Assim, o avanço para sueste da hoste lusitana representava a situação oposta à que fora prevista pelo Tratado de Sahagún, pois era a monarquia leonesa que via o seu avanço para sul ser tolhido pelo alastramento das conquistas portuguesas. Fernando II de Leão evitara a ocupação permanente de Salamanca por Afonso Henriques, em 1163, promovera o repovoamento de Cidade Rodrigo, desde 1161, e ocupara Alcântara em 1166, mas gastara boa parte das suas energias, nesses anos, na luta contra Castela, tentando tirar partido da menoridade de seu sobrinho, o rei Afonso VIII, o que facilitou o avanço português pelas terras dos mouros. Em 1169, Geraldo Sem-Pavor e Afonso Henriques congregaram forças para o golpe final, que lhes abriria as portas da Andaluzia, e atacaram Badajoz. Este era o último bastião islamita na região, depois de todos os castelos em seu redor terem caído em mãos lusitanas, mas o leonês percebeu o perigo; no ano anterior enviara um emissário a Sevilha para acertar os moldes de uma aliança antiportuguesa, e quando Badajoz foi atacada acorreu em auxílio dos aliados.
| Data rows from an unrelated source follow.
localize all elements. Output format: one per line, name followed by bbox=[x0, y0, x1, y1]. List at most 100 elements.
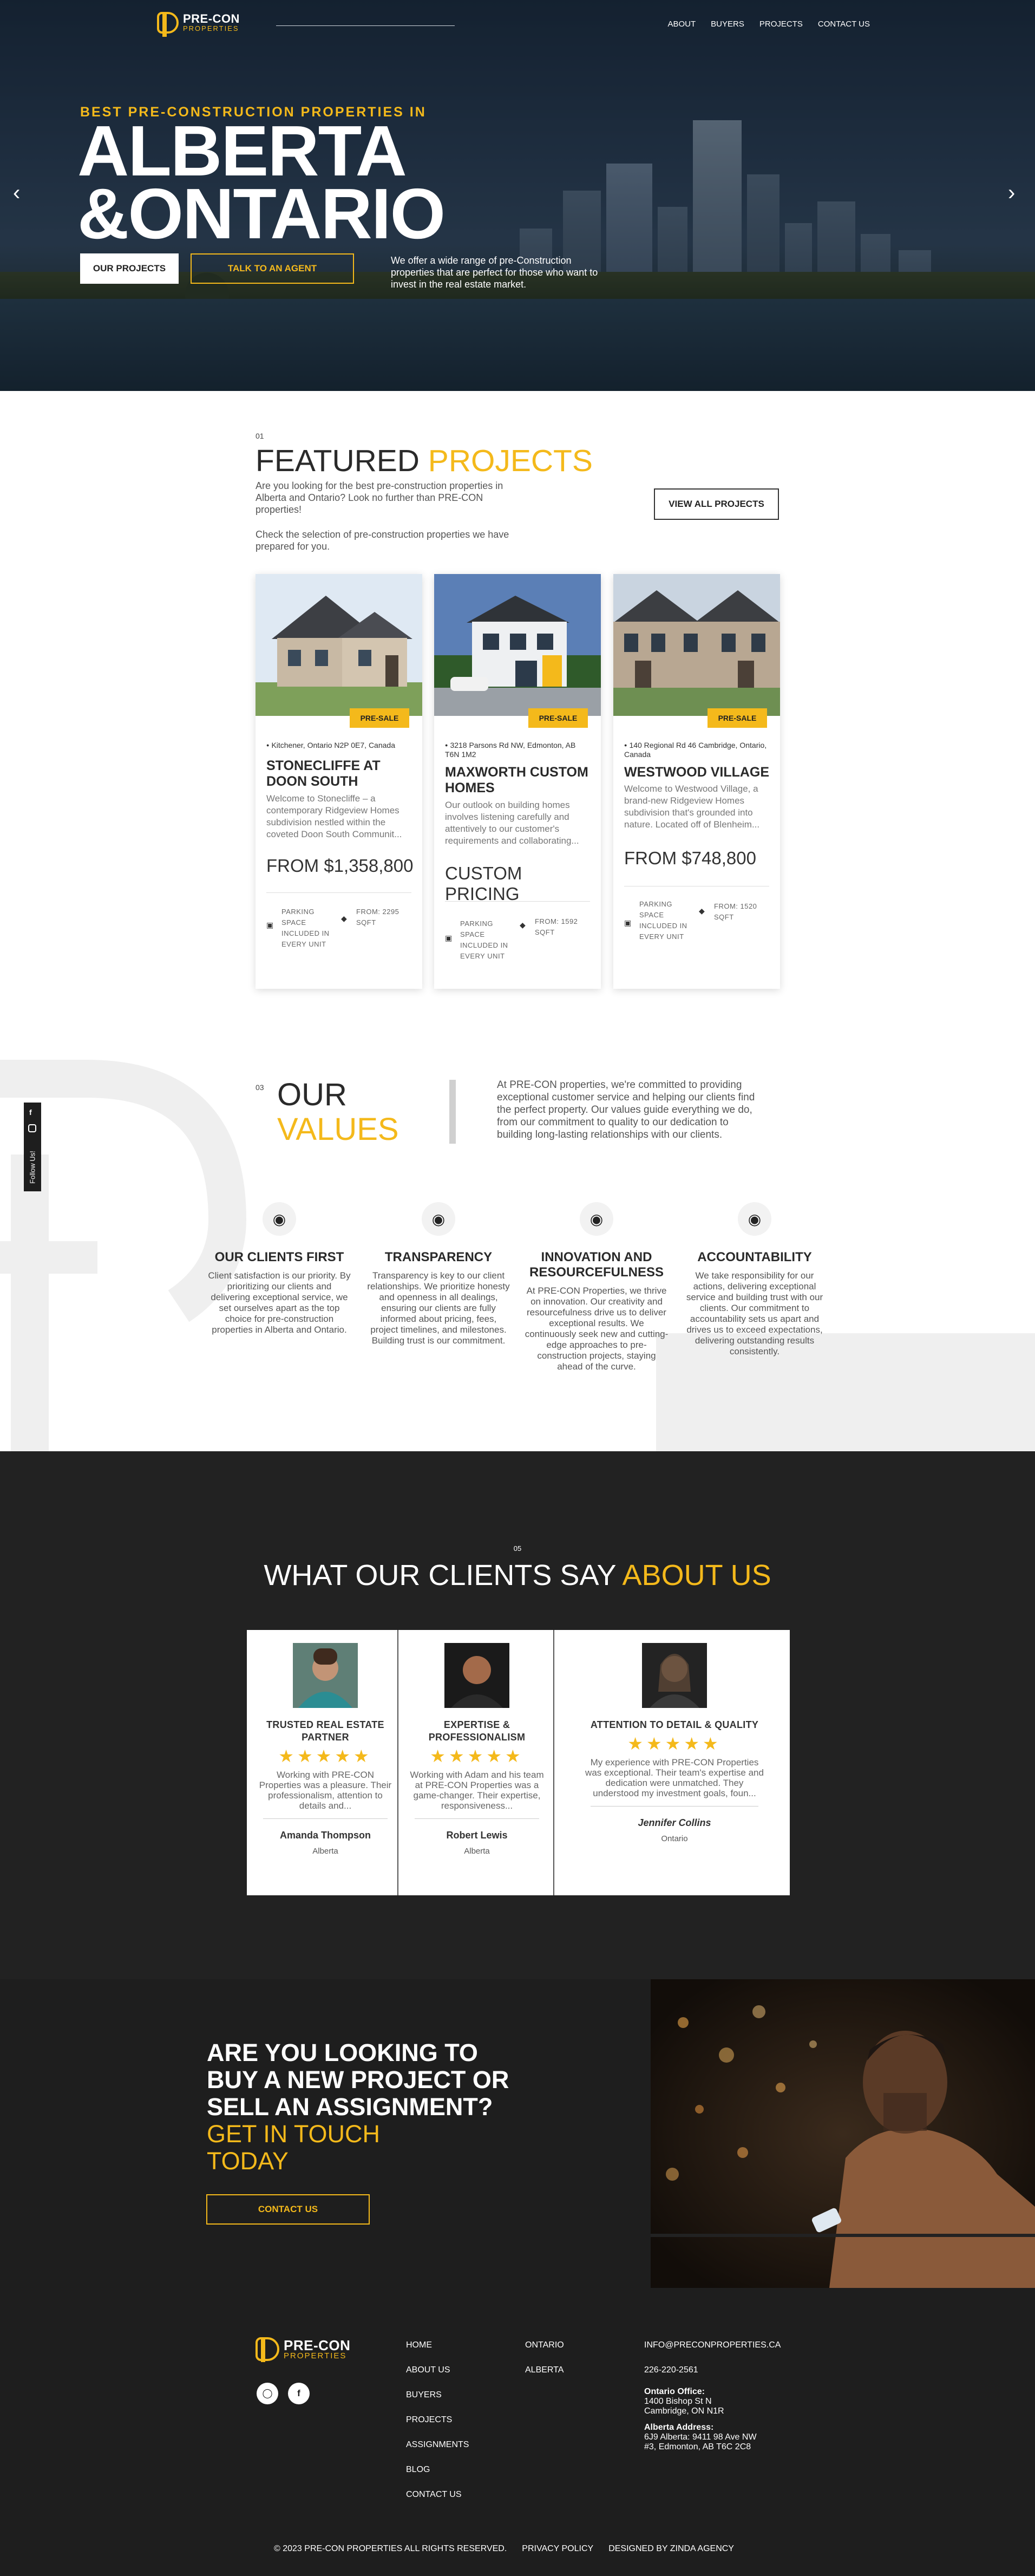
testimonial-location: Ontario bbox=[661, 1834, 688, 1843]
car-icon: ▣ bbox=[445, 934, 453, 942]
facebook-icon[interactable]: f bbox=[29, 1108, 32, 1117]
project-price: CUSTOM PRICING bbox=[445, 863, 522, 904]
value-item: ◉ TRANSPARENCY Transparency is key to ou… bbox=[366, 1202, 511, 1346]
project-sqft: FROM: 1592 SQFT bbox=[535, 917, 578, 936]
project-description: Welcome to Westwood Village, a brand-new… bbox=[624, 784, 760, 830]
brand-name: PRE-CON bbox=[284, 2337, 351, 2353]
project-parking: PARKING SPACE INCLUDED IN EVERY UNIT bbox=[639, 900, 687, 941]
testimonial-text: My experience with PRE-CON Properties wa… bbox=[585, 1757, 764, 1798]
privacy-policy-link[interactable]: PRIVACY POLICY bbox=[522, 2544, 593, 2554]
footer-link-buyers[interactable]: BUYERS bbox=[406, 2390, 442, 2400]
talk-to-agent-button[interactable]: TALK TO AN AGENT bbox=[191, 253, 354, 284]
project-address: 3218 Parsons Rd NW, Edmonton, AB T6N 1M2 bbox=[445, 741, 591, 759]
logo-mark-icon bbox=[157, 12, 179, 37]
footer-logo[interactable]: PRE-CON PROPERTIES bbox=[256, 2337, 351, 2362]
testimonial-card: EXPERTISE & PROFESSIONALISM ★★★★★ Workin… bbox=[409, 1630, 545, 1895]
facebook-icon[interactable]: f bbox=[288, 2383, 310, 2404]
brand-logo[interactable]: PRE-CON PROPERTIES bbox=[157, 12, 240, 37]
footer-link-alberta[interactable]: ALBERTA bbox=[525, 2365, 564, 2375]
value-item: ◉ ACCOUNTABILITY We take responsibility … bbox=[682, 1202, 827, 1357]
presale-badge: PRE-SALE bbox=[350, 708, 409, 728]
hero-description: We offer a wide range of pre-Constructio… bbox=[391, 255, 598, 290]
project-price: FROM $1,358,800 bbox=[266, 856, 414, 876]
project-card[interactable]: PRE-SALE 3218 Parsons Rd NW, Edmonton, A… bbox=[434, 574, 601, 989]
footer-link-assignments[interactable]: ASSIGNMENTS bbox=[406, 2440, 469, 2450]
nav-buyers[interactable]: BUYERS bbox=[711, 19, 744, 29]
project-parking: PARKING SPACE INCLUDED IN EVERY UNIT bbox=[460, 919, 508, 960]
presale-badge: PRE-SALE bbox=[528, 708, 588, 728]
testimonial-text: Working with PRE-CON Properties was a pl… bbox=[259, 1770, 392, 1811]
ontario-office-label: Ontario Office: bbox=[644, 2387, 705, 2396]
project-name[interactable]: MAXWORTH CUSTOM HOMES bbox=[445, 765, 592, 796]
value-item: ◉ OUR CLIENTS FIRST Client satisfaction … bbox=[207, 1202, 352, 1335]
project-sqft: FROM: 1520 SQFT bbox=[714, 902, 757, 921]
footer-link-projects[interactable]: PROJECTS bbox=[406, 2415, 452, 2425]
testimonial-heading: EXPERTISE & PROFESSIONALISM bbox=[428, 1719, 526, 1743]
copyright: © 2023 PRE-CON PROPERTIES ALL RIGHTS RES… bbox=[274, 2544, 507, 2553]
project-description: Welcome to Stonecliffe – a contemporary … bbox=[266, 793, 402, 839]
instagram-icon[interactable]: ◯ bbox=[257, 2383, 278, 2404]
footer-phone[interactable]: 226-220-2561 bbox=[644, 2365, 698, 2375]
footer-email[interactable]: INFO@PRECONPROPERTIES.CA bbox=[644, 2340, 781, 2350]
footer-link-blog[interactable]: BLOG bbox=[406, 2465, 430, 2475]
contact-us-button[interactable]: CONTACT US bbox=[206, 2194, 370, 2225]
header-divider bbox=[276, 25, 455, 26]
testimonial-name: Jennifer Collins bbox=[638, 1817, 711, 1828]
project-name[interactable]: STONECLIFFE AT DOON SOUTH bbox=[266, 758, 414, 790]
area-icon: ◆ bbox=[341, 914, 347, 923]
chevron-right-icon[interactable]: › bbox=[1008, 181, 1015, 205]
star-rating: ★★★★★ bbox=[278, 1746, 372, 1766]
footer-link-ontario[interactable]: ONTARIO bbox=[525, 2340, 564, 2350]
testimonials-title: WHAT OUR CLIENTS SAY ABOUT US bbox=[264, 1559, 771, 1592]
featured-intro-2: Check the selection of pre-construction … bbox=[256, 529, 509, 552]
card-divider bbox=[266, 892, 411, 893]
chevron-left-icon[interactable]: ‹ bbox=[13, 181, 20, 205]
footer-link-home[interactable]: HOME bbox=[406, 2340, 432, 2350]
testimonial-divider bbox=[415, 1818, 539, 1819]
project-sqft: FROM: 2295 SQFT bbox=[356, 908, 399, 927]
nav-projects[interactable]: PROJECTS bbox=[759, 19, 803, 29]
alberta-address-line2: #3, Edmonton, AB T6C 2C8 bbox=[644, 2442, 751, 2451]
section-number: 03 bbox=[256, 1083, 264, 1092]
instagram-icon[interactable] bbox=[28, 1124, 36, 1132]
logo-mark-icon bbox=[256, 2337, 279, 2362]
ontario-address-line2: Cambridge, ON N1R bbox=[644, 2407, 724, 2416]
testimonial-name: Robert Lewis bbox=[446, 1830, 508, 1841]
section-number: 01 bbox=[256, 432, 264, 440]
presale-badge: PRE-SALE bbox=[708, 708, 767, 728]
project-card[interactable]: PRE-SALE 140 Regional Rd 46 Cambridge, O… bbox=[613, 574, 780, 989]
card-divider bbox=[445, 901, 590, 902]
avatar bbox=[293, 1643, 358, 1708]
follow-label: Follow Us! bbox=[28, 1151, 37, 1184]
avatar bbox=[444, 1643, 509, 1708]
avatar bbox=[642, 1643, 707, 1708]
star-rating: ★★★★★ bbox=[627, 1734, 722, 1753]
values-accent-bar bbox=[449, 1080, 456, 1144]
featured-intro: Are you looking for the best pre-constru… bbox=[256, 480, 503, 515]
designed-by-link[interactable]: DESIGNED BY ZINDA AGENCY bbox=[608, 2544, 734, 2554]
area-icon: ◆ bbox=[520, 921, 526, 929]
brand-sub: PROPERTIES bbox=[284, 2351, 347, 2360]
social-sidebar: f Follow Us! bbox=[24, 1103, 41, 1191]
value-title: TRANSPARENCY bbox=[384, 1250, 493, 1264]
view-all-projects-button[interactable]: VIEW ALL PROJECTS bbox=[654, 488, 779, 520]
project-price: FROM $748,800 bbox=[624, 848, 756, 868]
nav-about[interactable]: ABOUT bbox=[667, 19, 696, 29]
project-name[interactable]: WESTWOOD VILLAGE bbox=[624, 765, 771, 780]
medal-icon: ◉ bbox=[263, 1202, 296, 1236]
testimonial-heading: TRUSTED REAL ESTATE PARTNER bbox=[266, 1719, 384, 1743]
car-icon: ▣ bbox=[266, 921, 274, 929]
footer-bottom: © 2023 PRE-CON PROPERTIES ALL RIGHTS RES… bbox=[274, 2544, 734, 2554]
footer-link-about[interactable]: ABOUT US bbox=[406, 2365, 450, 2375]
value-text: At PRE-CON Properties, we thrive on inno… bbox=[525, 1286, 669, 1372]
hero-title-line2: &ONTARIO bbox=[77, 174, 446, 253]
project-card[interactable]: PRE-SALE Kitchener, Ontario N2P 0E7, Can… bbox=[256, 574, 422, 989]
testimonials-box: TRUSTED REAL ESTATE PARTNER ★★★★★ Workin… bbox=[247, 1630, 790, 1895]
our-projects-button[interactable]: OUR PROJECTS bbox=[80, 253, 179, 284]
main-nav: ABOUT BUYERS PROJECTS CONTACT US bbox=[667, 19, 870, 29]
alberta-address-line1: 6J9 Alberta: 9411 98 Ave NW bbox=[644, 2432, 757, 2442]
footer-link-contact[interactable]: CONTACT US bbox=[406, 2490, 462, 2500]
project-parking: PARKING SPACE INCLUDED IN EVERY UNIT bbox=[281, 908, 330, 948]
value-text: Transparency is key to our client relati… bbox=[367, 1270, 510, 1346]
nav-contact[interactable]: CONTACT US bbox=[818, 19, 870, 29]
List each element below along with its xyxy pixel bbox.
A 3 de Maio, as forças portuguesas entraram no casario da cidade, mas os últimos mouros acantonaram-se na alcáçova, e resistiram até à chegada dos reforços cristãos. Quando a hoste leonesa entrou pela medina, Afonso Henriques viu-se forçado a retirar, e na cavalgada precipitada o monarca português sofreu um acidente e partiu uma perna; ainda escapou sob a escolta da sua guarda, mas foi capturado poucas léguas adiante por cavaleiros leoneses. O monarca foi libertado volvidos dois meses, mas teve de entregar a Fernando II os castelos que detinha na Extremadura e na Galiza. Graças à intervenção de Fernando II, Badajoz permaneceria sob governo muçulmano mais sessenta anos e Leão recuperava o contacto com a mourama na sua fronteira meridional; o reino de Portugal consolidava por então o domínio do Minho, de Trás-os-Montes e das Beiras, mais o vale do Tejo, e guardava para si a ocupação dos territórios além do Tejo, mas jamais voltaria a tentar a restauração da velha Lusitânia. A estrela vitoriosa d´el-rei Afonso Henriques apagou-se no desastre de 1169, e o velho rei abandonou as lides guerreiras, ao mesmo tempo que a sul se formava nova vaga islamita sob a égide dos Almóadas, que pouco depois se abateu brutalmente sobre a cristandade peninsular. Nascido sob um ímpeto conquistador, Portugal iria iniciar uma nova conjuntura estratégica, marcada pela capacidade de resistir. Iniciava então o primeiro teste de sobrevivência. Sobrevivência política e sobrevivência dinástica. O monarca alquebrado mantém a autoridade régia, mas Sancho I, o herdeiro, passa a intervir directamente na governação e surge-nos desde então mencionado na documentação como pariter, em parceria com o pai». In João Paulo Oliveira Costa, Episódios da Monarquia Portuguesa, Círculo de Leitores, Temas e Debates, 2013, ISBN 978-989-644-248-4.